In most cases, the weaknesses found in Estonian legislation can be omitted through specifications in a relatively simple manner. In relation with the adjustment of the EU directive 93/104/EEC, more significant problems may be entailed by the reduction of weekly maximum working time from 60 hours to 48 hours per week. According to the applicable WRTA, the working time of an employee may be 60 hours per week in two cases. If an employee works overtime, his or her shift may last up to 12 hours, which enables to work 60 hours per week in case of a five-day working week. The duration of a working week may also be 60 hours when working in a second job – according to the WRTA, the working time of an employee in the principal job and the second job together shall not exceed 60 hours per week. Legalisation of a 60-hour working week has been caused by practical needs, as working overtime and working in a second job are extremely widespread in order to increase one’s income. From the standpoint of an employee’s health, such regulation cannot be deemed appropriate and at least on the national level, regulation should aim at reduction in weekly working time. This principle has been taken as the basis when preparing the new WRTA. According to the draft, working time together with overtime shall not exceed 48 hours per week. According to the draft ECA, the possibility to work in a second job will no longer exist in future, and when an employee works under several employment contracts, all rights arising from the employment relationships shall be granted to him or her. Abolishment of working in a second job is also necessary in order to protect part-time workers, as according to the ECA, several guarantees ensured for employees in principal job have not been provided for employees in a second job as part-time employees. At the same time, provision of particular guarantees to persons working part-time is not justified, as their standard of working time is extremely limited. According to the new draft WRTA, guarantees of a part-time employee may be restricted in cases prescribed by law, if his or her standard of working time is below 12 hours per week.

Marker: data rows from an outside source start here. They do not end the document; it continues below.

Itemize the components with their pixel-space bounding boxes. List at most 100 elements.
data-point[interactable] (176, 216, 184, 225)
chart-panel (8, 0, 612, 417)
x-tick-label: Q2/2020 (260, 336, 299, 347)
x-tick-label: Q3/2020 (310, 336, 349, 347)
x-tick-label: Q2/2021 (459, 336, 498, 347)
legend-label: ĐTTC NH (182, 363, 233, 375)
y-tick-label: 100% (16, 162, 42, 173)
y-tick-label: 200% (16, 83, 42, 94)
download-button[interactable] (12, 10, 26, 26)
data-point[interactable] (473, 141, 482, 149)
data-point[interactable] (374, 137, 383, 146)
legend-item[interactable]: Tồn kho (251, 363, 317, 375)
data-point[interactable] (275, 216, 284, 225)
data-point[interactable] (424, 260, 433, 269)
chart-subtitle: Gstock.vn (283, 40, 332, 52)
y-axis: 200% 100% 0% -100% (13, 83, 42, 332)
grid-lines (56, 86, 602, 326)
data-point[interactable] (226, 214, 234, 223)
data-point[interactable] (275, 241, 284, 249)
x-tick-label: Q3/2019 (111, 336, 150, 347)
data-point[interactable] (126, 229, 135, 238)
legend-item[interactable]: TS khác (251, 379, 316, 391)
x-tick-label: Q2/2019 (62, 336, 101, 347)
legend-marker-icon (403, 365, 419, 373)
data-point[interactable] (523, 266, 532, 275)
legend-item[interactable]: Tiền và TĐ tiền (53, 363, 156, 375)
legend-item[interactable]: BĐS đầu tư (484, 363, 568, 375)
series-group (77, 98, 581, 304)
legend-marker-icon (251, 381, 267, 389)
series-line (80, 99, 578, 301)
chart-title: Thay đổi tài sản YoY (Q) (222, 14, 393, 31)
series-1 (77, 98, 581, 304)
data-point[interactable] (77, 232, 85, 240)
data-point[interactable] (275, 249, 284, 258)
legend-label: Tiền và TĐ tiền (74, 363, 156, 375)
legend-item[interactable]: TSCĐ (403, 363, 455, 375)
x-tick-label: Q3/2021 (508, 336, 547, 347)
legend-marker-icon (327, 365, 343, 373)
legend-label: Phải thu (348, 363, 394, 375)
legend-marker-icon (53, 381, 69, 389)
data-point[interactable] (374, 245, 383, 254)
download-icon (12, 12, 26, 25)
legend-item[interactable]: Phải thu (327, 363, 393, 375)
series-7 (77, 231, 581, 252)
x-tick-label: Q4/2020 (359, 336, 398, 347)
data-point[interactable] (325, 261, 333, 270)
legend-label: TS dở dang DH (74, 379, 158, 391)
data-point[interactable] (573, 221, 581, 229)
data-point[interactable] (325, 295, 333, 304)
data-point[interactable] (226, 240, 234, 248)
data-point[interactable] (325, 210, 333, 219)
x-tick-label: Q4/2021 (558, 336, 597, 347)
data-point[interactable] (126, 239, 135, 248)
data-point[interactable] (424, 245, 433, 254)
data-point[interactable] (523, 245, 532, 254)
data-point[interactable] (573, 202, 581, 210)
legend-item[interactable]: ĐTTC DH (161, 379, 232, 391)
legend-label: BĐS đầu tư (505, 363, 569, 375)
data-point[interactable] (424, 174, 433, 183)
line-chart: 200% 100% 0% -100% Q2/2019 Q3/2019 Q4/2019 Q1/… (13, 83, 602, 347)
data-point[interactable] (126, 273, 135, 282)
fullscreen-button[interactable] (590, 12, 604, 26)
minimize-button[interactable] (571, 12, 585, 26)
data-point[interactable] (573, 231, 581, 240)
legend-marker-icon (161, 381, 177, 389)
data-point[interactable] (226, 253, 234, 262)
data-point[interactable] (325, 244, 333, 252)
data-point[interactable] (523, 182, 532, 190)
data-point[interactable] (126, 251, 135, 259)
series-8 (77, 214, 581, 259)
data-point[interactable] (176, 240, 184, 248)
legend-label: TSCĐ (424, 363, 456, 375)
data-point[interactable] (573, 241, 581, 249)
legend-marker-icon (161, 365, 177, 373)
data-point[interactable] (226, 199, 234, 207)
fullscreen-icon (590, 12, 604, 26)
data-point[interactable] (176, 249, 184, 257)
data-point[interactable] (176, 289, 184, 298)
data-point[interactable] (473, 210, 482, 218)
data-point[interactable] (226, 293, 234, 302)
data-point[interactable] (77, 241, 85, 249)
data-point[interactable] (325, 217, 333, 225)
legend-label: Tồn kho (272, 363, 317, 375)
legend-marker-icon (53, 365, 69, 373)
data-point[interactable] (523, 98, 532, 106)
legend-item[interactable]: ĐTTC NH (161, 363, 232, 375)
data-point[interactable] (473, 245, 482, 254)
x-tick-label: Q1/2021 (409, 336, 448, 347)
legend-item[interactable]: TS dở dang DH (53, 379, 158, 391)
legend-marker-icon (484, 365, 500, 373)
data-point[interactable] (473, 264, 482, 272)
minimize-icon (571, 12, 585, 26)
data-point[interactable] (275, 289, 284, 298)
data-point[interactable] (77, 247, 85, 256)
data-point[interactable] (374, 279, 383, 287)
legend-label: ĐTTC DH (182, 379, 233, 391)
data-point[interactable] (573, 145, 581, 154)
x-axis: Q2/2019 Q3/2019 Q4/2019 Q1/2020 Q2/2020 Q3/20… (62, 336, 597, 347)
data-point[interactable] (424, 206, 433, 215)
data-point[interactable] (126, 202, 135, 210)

A significant change is introduced by application of the principle established in the EU directive 96/34/EC, according to which parental leave cannot be transferred. According to the Estonian HA, the mother or father of a child may use parental leave; thus, transfer of the leave is possible according to the applicable regulation and in most cases parental leave is used by the mother of a child. Proceeding from the principle of equal treatment of male and female employees, this should be rendered mandatory both to the mother and father of a child upon the use of the right to access to leave.
Consequently, the Estonian regulation of working and rest time needs to be amended and supplemented with regard to several matters on the basis of the EU law.